Die Tierärztin, die das Leben eines Heulers rettete, muss keine Strafe zahlen. Der Prozess gegen die Tierschützerin wurde eingestellt.

Husum. Am Ende war es die Merkwürdigkeit des schleswig-holsteinischen Rechts, das ihr die Einstellung des Verfahren brachte: Die engagierte Tierschützerin und Tierärztin Janine Bahr stand gestern vor dem Amtsgericht Husum, weil die Nationalparkverwaltung sie angezeigt hatte. Es ging um eine junge Robbe , einen Heuler, den die 42-jährige Tierschützerin von der Insel Föhr am Südstrand im Sommer 2009 in ihre Obhut gebracht hatte (das Abendblatt berichtete). Seit vielen Jahren schon kämpft Janine Bahr um die bei Touristen so beliebten Seehundbabys . Sie wirft der Nationalparkverwaltung, der Seehundstation Friedrichskoog und den amtlich eingesetzten Seehundjägern vor, vom Muttertier verlassene Jungtiere zu töten, wenn sie geschwächt sind oder es keinen Platz für ihre Aufzucht gebe.
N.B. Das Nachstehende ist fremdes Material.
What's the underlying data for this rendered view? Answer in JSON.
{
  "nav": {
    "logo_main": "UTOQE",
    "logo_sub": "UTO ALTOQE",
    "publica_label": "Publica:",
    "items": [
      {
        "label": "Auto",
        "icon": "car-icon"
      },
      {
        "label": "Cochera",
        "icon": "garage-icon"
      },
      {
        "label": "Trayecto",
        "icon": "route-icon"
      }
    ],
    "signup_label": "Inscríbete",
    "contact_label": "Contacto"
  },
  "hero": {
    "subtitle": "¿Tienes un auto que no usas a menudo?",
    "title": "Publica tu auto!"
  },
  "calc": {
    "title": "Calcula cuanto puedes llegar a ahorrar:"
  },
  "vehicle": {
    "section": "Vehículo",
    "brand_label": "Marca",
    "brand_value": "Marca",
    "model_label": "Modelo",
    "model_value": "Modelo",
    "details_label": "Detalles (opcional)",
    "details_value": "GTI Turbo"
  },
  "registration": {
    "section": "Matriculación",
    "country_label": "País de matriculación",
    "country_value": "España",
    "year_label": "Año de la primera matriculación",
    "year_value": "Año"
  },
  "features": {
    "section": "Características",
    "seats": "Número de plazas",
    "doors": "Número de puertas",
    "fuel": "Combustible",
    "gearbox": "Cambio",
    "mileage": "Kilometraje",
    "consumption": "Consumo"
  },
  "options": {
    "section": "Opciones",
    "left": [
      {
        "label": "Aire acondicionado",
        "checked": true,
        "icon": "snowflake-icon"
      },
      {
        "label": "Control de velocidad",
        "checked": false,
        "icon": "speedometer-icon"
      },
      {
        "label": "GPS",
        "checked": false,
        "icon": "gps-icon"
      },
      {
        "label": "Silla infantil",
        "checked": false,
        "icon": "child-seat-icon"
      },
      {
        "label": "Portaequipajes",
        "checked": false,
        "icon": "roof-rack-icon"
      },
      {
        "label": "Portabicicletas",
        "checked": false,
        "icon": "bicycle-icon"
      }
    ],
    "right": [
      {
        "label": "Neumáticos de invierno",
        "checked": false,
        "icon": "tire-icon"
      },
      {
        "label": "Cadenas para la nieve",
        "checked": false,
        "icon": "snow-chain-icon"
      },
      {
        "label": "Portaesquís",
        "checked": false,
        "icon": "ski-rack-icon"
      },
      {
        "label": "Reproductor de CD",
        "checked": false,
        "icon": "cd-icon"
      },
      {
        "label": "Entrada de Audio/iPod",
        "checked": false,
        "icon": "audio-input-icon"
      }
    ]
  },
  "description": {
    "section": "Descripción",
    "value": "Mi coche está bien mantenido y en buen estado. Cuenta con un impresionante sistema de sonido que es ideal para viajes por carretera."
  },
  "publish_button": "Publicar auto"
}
Die Nationalparkverwaltung argumentiert indes, die Tierschützerin von Föhr würde zu sehr in die Natur eingreifen, kranke Tiere aufpäppeln und so die Seehundpopulation durch "schlechte Gene" gefährden. Besonderheit in Schleswig-Holstein ist aber, dass Seehunde unter das Jagrecht fallen - obwohl sie seit 35 Jahren nicht mehr gejagt werden dürfen. Zuständig dafür sind die offiziellen Seehundjäger, nur sie dürfen über das Schicksal der Heuler entscheiden. Bei anderen Robbenarten, die merkwürdigerweise nicht unter das Jagdrecht fallen, könnte Janine Bahr als Tierärztin sehr wohl ein verlassenes Jungtier aufnehmen.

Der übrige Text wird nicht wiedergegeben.